The Global City is now a broad discourse that involves policy makers, city politicians, urbanists, cultural researchers, architects and artists, designers and media entrepreneurs. Why is it that the world's major cities have become the places, sites and platforms for the world's most important cultural (and social) innovations? Moreover, during the last decade or more every major city is now employing 'cultural' policies for urban economic and social development - creative industries, creative city, cultural city, media city, smart (sustainable) city, cultural quarters, public art, contemporary art biennale's, festivals, city brands, are now all common terms for city policy makers. Competition between cities within the global cultural tourism arena is now rife and intense. The city has become an experimental laboratory for cultural policies, both explicit and implicit, but is also generating profound problems on the 'instrumentalisation' of culture. Can we really use culture and the arts to make a 'place' more socially and economically productive?
The Global City discourse is interdisciplinary and involves crossing the fields of cultural policy and cultural politics, cities and urban policy, urban geography, creative economy and entrepreneurship, and International Development.

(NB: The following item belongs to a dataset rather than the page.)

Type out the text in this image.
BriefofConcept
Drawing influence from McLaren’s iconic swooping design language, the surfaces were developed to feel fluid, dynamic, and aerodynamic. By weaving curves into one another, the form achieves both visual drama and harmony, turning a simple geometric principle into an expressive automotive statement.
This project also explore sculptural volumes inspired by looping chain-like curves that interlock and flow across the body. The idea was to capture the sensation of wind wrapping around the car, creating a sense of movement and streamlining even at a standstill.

The latter of these, International Development, is the framework adopted by this module, particularly where development policy and theory has been generated through cultural policy, cultural rights and creative economy frameworks. What does it mean to call a city 'creative', and how does creativity actively 'develop' a new kind of city, active citizenship, exciting public spaces, artistic enterprises, design, fashion and media? What does this mean for megacities or slum cities with few resources and huge political or social challenges? This module will explore global urbanisation, how cities have change, and how the arts and culture are being employed all over the world in 'developing' new kinds of cities.
This module is field-work based (with eight weeks in London), over half is directed by the module tutor and the rest indepdendent student group work.